Simon, expatrié, revient à Bruxelles suite au décès de son père. Il en orga­nise maladroitement les obsèques car il s'aperçoit qu'il ne sait pas grand chose de lui, de ce que fut sa vie. En vidant sa biblio­thèque, il commence à comprendre mais il reste intrigué en visionnant les bobines de super-8 dont son géniteur était féru : scènes banales à des terrasses de cafés ou parties fines... Et, surtout, il y a cette jeune femme énigmatique qui apparaît régulièrement. Rassemblant ses souvenirs puis menant l'enquête, Simon va découvrir la face cachée de son père et son action de résistance à un des aspects les moins ragoûtants de l'His­toire...

Berenboom laisse dans son récit quelques invraisemblances qu'il eût été facile de cor­riger et son écriture vise plus à l'efficacité qu'au style mais, sur le fond, sa dénoncia­tion des faits sonne juste ; elle reste d'ailleurs d'actualité et appelle toujours à la vigilance. Et il y a là-dessous une leçon mo­rale sur l'impuissance à laquelle on ne peut rester indifférent. C'est un peu la même approche philoso­phique que privilégie Françoise Lalande dans son dernier recueil de nouvelles, mais elle la fait éclore par l'autre côté, non par son aspect sociétal, mais par le vécu intime de quelques personnages qui aspirent à être, à exister, malgré ce qu'ils ont eu à subir. Se développe ainsi un ton doux-amer qui est celui de la confidence, arrachée parfois aux larmes, que l'auteure traite avec une belle délicatesse mais non sans garder un regard impitoyable, sans illusion, sur les condi­tions de vie qui ont mené à cette blessure, à ce basculement. Lalande, en jouant habile­ment de la ponctuation, construit chacune de ses nouvelles comme une seule et même longue phrase dont le flux — l'émotion est portée par le mouvement littéraire, caden­cée par son rythme — fait du lecteur le confident direct de secrets douloureux.


Françoise LALANDE
Moi aussi j'ai une histoire
Bruxelles
Le Grand Miroir
2003
57 p.

Ici non plus, l'indifférence n'est pas possible devant ces destins troublés dont on voit que, contrairement aux mythes grandiloquents que nous entretenons, ils ne sont que la somme d'événements dérisoires ou de pa­roles légères, de dérives évitables.

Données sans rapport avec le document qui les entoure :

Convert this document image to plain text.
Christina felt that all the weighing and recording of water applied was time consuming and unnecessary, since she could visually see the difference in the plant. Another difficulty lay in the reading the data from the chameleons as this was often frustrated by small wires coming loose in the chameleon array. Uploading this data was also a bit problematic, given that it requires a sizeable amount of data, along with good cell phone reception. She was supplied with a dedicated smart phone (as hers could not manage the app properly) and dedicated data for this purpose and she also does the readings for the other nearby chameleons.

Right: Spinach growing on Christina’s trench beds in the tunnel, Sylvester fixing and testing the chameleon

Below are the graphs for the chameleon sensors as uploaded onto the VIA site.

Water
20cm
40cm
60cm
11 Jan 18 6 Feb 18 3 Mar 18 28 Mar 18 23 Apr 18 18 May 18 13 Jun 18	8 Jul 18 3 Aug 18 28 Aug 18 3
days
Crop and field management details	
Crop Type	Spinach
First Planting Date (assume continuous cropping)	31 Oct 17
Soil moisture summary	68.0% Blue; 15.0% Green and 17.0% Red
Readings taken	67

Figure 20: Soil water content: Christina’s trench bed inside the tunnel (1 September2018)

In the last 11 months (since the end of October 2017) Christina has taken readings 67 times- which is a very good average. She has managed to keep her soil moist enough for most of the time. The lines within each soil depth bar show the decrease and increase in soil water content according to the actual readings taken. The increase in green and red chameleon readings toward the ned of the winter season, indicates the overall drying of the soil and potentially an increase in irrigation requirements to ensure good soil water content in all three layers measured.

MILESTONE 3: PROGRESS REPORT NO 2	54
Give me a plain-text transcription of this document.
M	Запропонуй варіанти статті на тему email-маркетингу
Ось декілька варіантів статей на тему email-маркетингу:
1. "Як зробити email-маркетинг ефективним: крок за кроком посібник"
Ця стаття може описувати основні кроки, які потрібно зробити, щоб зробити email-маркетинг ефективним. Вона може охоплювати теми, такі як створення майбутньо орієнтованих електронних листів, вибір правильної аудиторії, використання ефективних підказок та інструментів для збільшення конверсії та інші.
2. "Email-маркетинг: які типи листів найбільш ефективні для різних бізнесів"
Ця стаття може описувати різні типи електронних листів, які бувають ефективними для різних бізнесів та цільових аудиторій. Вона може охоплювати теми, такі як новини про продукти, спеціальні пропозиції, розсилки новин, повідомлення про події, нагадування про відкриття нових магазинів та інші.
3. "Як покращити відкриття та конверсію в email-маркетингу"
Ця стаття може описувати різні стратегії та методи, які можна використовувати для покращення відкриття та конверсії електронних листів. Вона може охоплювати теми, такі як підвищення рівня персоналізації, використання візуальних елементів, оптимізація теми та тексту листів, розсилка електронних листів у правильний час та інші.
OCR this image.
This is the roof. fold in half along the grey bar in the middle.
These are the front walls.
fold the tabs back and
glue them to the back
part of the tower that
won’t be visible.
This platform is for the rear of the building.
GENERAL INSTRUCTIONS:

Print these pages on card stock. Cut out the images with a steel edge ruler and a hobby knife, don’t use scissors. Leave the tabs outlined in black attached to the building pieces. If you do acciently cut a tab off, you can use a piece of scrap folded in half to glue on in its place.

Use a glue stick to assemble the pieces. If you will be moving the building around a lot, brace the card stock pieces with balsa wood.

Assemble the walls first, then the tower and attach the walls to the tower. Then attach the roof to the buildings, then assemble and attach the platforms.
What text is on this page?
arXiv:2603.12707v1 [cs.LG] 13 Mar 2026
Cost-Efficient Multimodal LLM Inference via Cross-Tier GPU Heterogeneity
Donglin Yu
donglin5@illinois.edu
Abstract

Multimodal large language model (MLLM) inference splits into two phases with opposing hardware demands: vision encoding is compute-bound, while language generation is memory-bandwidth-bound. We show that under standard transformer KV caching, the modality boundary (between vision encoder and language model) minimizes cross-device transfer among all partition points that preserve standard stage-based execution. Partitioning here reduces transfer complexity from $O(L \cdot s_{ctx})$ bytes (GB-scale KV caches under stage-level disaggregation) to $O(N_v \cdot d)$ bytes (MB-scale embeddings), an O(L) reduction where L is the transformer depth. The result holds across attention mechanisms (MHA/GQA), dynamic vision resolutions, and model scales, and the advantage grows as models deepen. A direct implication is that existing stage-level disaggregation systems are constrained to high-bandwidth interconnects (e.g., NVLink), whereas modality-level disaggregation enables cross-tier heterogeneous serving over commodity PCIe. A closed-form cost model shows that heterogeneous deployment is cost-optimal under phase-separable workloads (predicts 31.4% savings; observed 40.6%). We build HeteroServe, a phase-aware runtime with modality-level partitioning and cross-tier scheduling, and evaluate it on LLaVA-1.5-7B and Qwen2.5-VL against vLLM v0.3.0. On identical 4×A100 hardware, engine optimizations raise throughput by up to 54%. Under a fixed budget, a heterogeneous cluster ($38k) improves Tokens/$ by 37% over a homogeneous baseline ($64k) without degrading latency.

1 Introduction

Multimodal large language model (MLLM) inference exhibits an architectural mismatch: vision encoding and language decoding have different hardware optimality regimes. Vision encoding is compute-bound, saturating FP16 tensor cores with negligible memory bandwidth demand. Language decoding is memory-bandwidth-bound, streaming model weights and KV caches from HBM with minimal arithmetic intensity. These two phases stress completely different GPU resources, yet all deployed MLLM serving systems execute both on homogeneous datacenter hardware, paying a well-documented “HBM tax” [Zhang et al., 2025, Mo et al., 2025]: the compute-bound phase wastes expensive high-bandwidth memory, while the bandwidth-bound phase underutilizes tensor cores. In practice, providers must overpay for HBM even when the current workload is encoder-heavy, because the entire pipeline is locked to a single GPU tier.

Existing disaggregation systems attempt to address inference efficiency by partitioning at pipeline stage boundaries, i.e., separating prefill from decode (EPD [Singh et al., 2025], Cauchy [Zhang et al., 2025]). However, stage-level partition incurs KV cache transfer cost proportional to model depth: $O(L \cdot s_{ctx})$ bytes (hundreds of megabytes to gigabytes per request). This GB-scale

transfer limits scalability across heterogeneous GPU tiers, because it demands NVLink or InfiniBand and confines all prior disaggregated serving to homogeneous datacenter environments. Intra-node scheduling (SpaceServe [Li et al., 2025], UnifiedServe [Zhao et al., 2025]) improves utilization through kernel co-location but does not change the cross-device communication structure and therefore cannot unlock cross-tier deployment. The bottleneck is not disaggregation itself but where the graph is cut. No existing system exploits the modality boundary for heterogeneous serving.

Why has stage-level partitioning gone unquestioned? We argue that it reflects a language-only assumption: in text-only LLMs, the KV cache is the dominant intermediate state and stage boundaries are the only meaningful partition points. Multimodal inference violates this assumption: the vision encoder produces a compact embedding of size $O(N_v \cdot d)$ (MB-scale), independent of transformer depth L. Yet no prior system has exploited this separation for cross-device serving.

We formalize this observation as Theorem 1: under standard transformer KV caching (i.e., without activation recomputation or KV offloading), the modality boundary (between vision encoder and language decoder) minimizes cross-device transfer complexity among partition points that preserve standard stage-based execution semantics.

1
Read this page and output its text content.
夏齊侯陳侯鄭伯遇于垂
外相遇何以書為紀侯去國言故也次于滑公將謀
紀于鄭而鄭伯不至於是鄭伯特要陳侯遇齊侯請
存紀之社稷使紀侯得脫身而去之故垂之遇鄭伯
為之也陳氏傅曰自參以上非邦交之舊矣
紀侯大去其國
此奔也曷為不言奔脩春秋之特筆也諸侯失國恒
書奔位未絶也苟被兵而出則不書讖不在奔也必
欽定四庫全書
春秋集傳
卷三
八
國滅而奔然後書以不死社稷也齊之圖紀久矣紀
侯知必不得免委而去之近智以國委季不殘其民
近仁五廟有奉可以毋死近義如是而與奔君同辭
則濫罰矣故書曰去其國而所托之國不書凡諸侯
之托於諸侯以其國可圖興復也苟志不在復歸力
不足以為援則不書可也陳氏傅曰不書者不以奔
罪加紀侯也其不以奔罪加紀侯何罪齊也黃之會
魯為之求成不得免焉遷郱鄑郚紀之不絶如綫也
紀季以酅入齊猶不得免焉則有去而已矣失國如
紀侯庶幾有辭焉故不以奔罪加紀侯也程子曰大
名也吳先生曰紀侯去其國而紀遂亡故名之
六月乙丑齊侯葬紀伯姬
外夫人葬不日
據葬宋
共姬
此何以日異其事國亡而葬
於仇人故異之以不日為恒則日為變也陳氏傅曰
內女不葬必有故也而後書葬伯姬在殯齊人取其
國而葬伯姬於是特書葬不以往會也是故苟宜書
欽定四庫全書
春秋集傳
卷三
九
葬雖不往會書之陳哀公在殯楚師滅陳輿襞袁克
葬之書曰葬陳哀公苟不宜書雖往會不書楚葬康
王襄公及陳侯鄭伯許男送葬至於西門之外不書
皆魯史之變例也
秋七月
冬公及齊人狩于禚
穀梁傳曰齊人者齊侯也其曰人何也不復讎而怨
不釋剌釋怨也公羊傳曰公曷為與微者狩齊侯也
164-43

Entre les lignes, la même impuissance resurgit : en matière humaine, tout acte a des consé­quences imprévisibles. Ainsi, oui, Céline a « aussi » une histoire, celle de sa vie en marge, de sa fragilité puis de son viol... Est-ce à dire, par l'absurde, par le désastre, que les gens normaux n'auraient pas d'histoire ? Mais, tout compte fait, existent-ils ces gens-là ? Avec beaucoup de tact, Lalande soulève l'interrogation en abordant ces parties clan­destines que chaque vie recèle. Ces deux livres touchent à des questions es­sentielles, douloureuses ; l'émotion qu'ils charrient leur impose la brièveté sous peine de devenir insoutenables. A une époque de surenchère, il faut saluer l'éditeur qui fait le choix de publier ces petits livres, discrets quant au format mais loin d'être insigni­fiants.